Dans le rôle d'un homme-enfant enthousiasmant, Antoine Bertrand démontre encore une fois l'étendue de son talent, tandis que Christian de la Cortina et Camille Mongeau forment un couple tacite au jeu parfois figé, mais tout de même crédible. Aliocha Schneider est peu sollicité, tandis qu'Antoine L'Écuyer défend avec conviction un adolescent qui viendra bouleverser le petit monde de cette étrange famille.

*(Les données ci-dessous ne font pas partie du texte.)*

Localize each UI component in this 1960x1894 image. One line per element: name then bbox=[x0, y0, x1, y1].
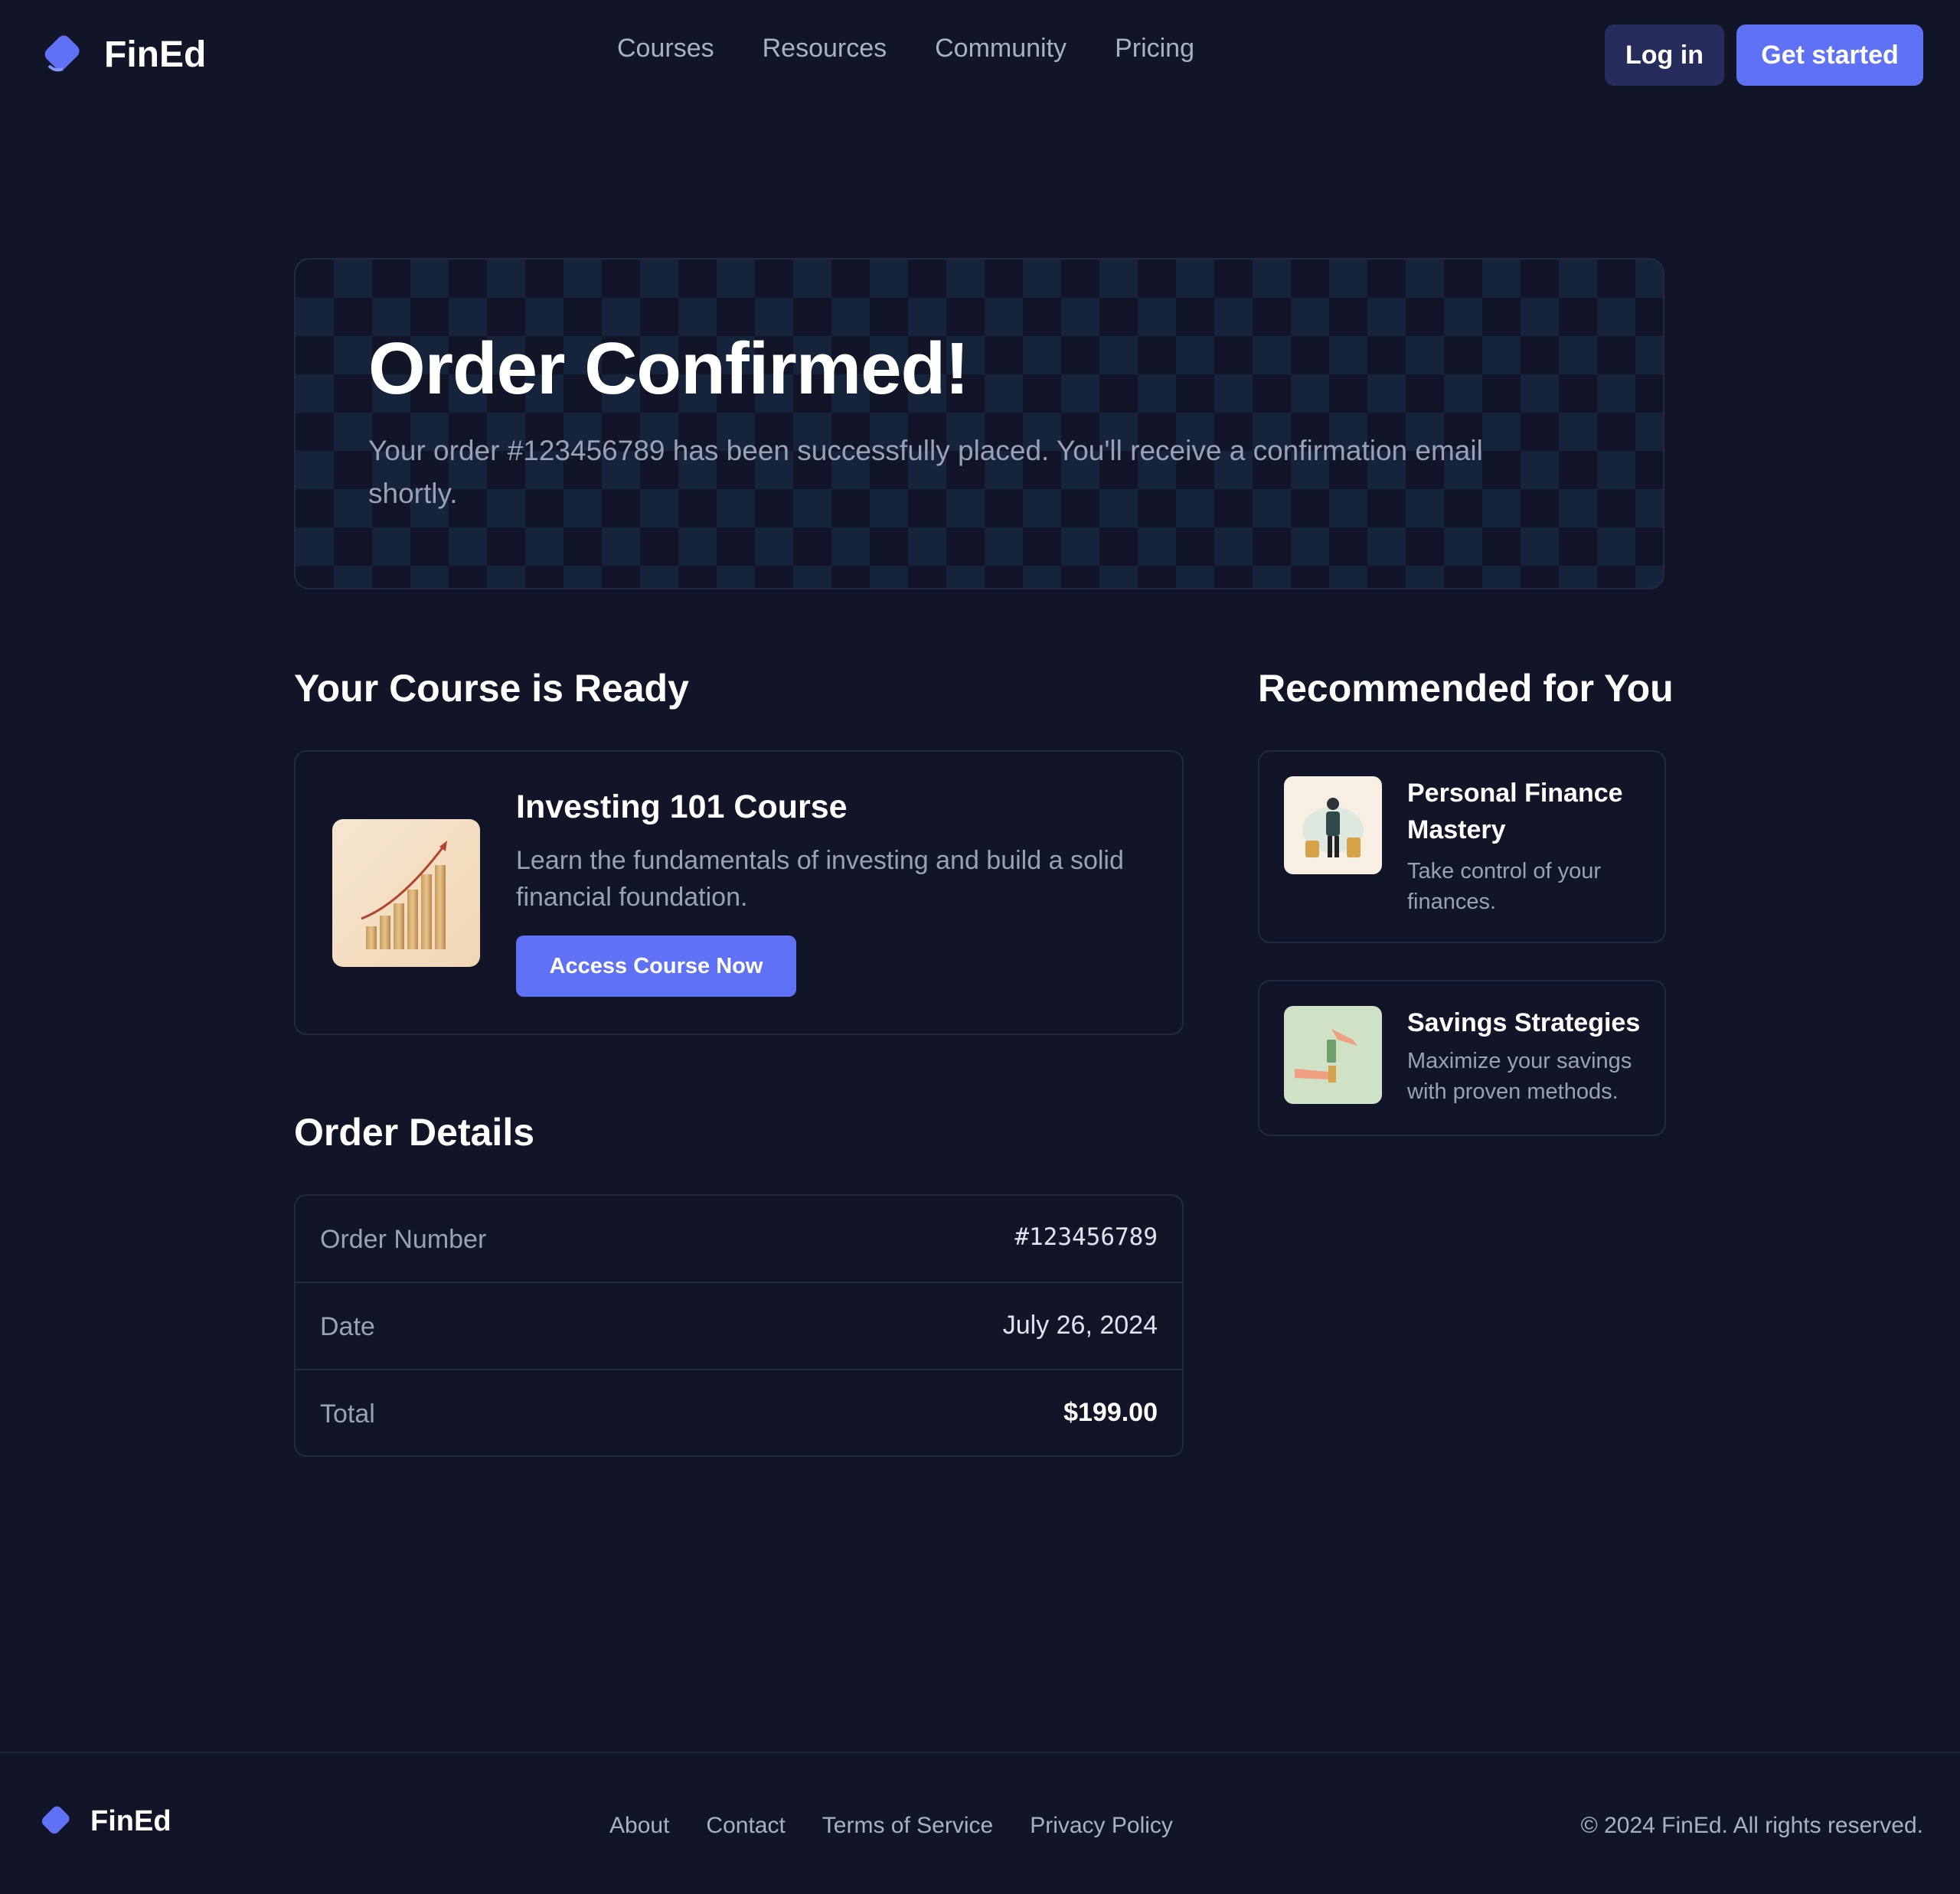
main-nav: Courses Resources Community Pricing bbox=[617, 34, 1194, 64]
login-button[interactable]: Log in bbox=[1605, 24, 1724, 86]
brand-logo[interactable]: FinEd bbox=[38, 32, 206, 77]
bar-chart-growth-icon bbox=[332, 819, 480, 967]
footer-link-about[interactable]: About bbox=[609, 1813, 669, 1839]
course-card: Investing 101 Course Learn the fundament… bbox=[294, 750, 1184, 1035]
recommended-title: Savings Strategies bbox=[1407, 1008, 1641, 1037]
confirmation-message: Your order #123456789 has been successfu… bbox=[368, 435, 1483, 509]
date-label: Date bbox=[320, 1312, 375, 1341]
footer: FinEd About Contact Terms of Service Pri… bbox=[0, 1752, 1960, 1894]
recommended-card[interactable]: Personal Finance Mastery Take control of… bbox=[1258, 750, 1666, 943]
recommended-description: Take control of your finances. bbox=[1407, 859, 1602, 914]
logo-icon bbox=[38, 32, 83, 77]
recommended-card[interactable]: Savings Strategies Maximize your savings… bbox=[1258, 980, 1666, 1136]
order-confirmed-banner: Order Confirmed! Your order #123456789 h… bbox=[294, 258, 1664, 589]
footer-link-terms[interactable]: Terms of Service bbox=[822, 1813, 993, 1839]
get-started-button[interactable]: Get started bbox=[1736, 24, 1923, 86]
total-value: $199.00 bbox=[1063, 1398, 1158, 1427]
footer-link-privacy[interactable]: Privacy Policy bbox=[1030, 1813, 1173, 1839]
order-details-title: Order Details bbox=[294, 1111, 535, 1154]
table-row: Total $199.00 bbox=[296, 1370, 1182, 1458]
order-number-label: Order Number bbox=[320, 1225, 487, 1254]
nav-community[interactable]: Community bbox=[935, 34, 1067, 64]
brand-name: FinEd bbox=[104, 34, 207, 75]
logo-icon bbox=[37, 1804, 72, 1839]
footer-brand-logo[interactable]: FinEd bbox=[37, 1804, 172, 1839]
table-row: Date July 26, 2024 bbox=[296, 1283, 1182, 1370]
table-row: Order Number #123456789 bbox=[296, 1196, 1182, 1283]
nav-resources[interactable]: Resources bbox=[763, 34, 887, 64]
copyright-text: © 2024 FinEd. All rights reserved. bbox=[1580, 1813, 1923, 1838]
brand-name: FinEd bbox=[90, 1804, 172, 1837]
total-label: Total bbox=[320, 1399, 375, 1429]
recommended-title: Personal Finance Mastery bbox=[1407, 779, 1623, 844]
order-number-value: #123456789 bbox=[1014, 1223, 1158, 1251]
page-title: Order Confirmed! bbox=[368, 328, 969, 410]
footer-link-contact[interactable]: Contact bbox=[706, 1813, 785, 1839]
person-with-coins-icon bbox=[1284, 776, 1382, 874]
access-course-button[interactable]: Access Course Now bbox=[516, 936, 796, 997]
recommended-section-title: Recommended for You bbox=[1258, 667, 1674, 710]
order-details-table: Order Number #123456789 Date July 26, 20… bbox=[294, 1194, 1184, 1457]
course-title: Investing 101 Course bbox=[516, 789, 848, 825]
nav-pricing[interactable]: Pricing bbox=[1115, 34, 1194, 64]
hand-dropping-money-icon bbox=[1284, 1006, 1382, 1104]
date-value: July 26, 2024 bbox=[1002, 1311, 1158, 1340]
recommended-description: Maximize your savings with proven method… bbox=[1407, 1049, 1632, 1104]
top-navbar: FinEd Courses Resources Community Pricin… bbox=[0, 0, 1960, 112]
footer-nav: About Contact Terms of Service Privacy P… bbox=[609, 1813, 1173, 1839]
course-section-title: Your Course is Ready bbox=[294, 667, 689, 710]
nav-courses[interactable]: Courses bbox=[617, 34, 714, 64]
course-description: Learn the fundamentals of investing and … bbox=[516, 846, 1124, 912]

Symboliquement fort, le groupe fonctionne mieux au pluriel qu'au singulier.
Formellement, Morin parvient à émouvoir avec des scènes techniquement plus ambitieuses qu'à son habitude (quoique cela ne signifie pas plus compliquées), mais fortement signifiantes, qui utilisent à plein le sous-texte pour dire, suggérer, expliquer. Autrement, l'information et les réflexions passent par une narratrice qui regarde aussi la caméra, dans un autre geste fort et/ou déstabilisant. Cette adresse à la caméra ajoute intensité et mystère au récit, en plus de démontrer quelques prouesses techniques qui sont rares chez Morin.
On regrette malheureusement que la finale soit mièvre, si indécise, alors que le contexte se prêtait à un coup d'éclat qui aurait pu souligner soit la cruauté, l'ironie ou la bêtise d'une telle situation (une guerre civile, quelle honte), ou alors la puissance poétique de ce récit délicat qui n'a d'autre choix que de se terminer tragiquement. Les 4 soldats laisse donc une impression d'inachevé qui est regrettable, au sens où une finale plus affirmée aurait pu faire basculer le long métrage du côté des « petits grands films ».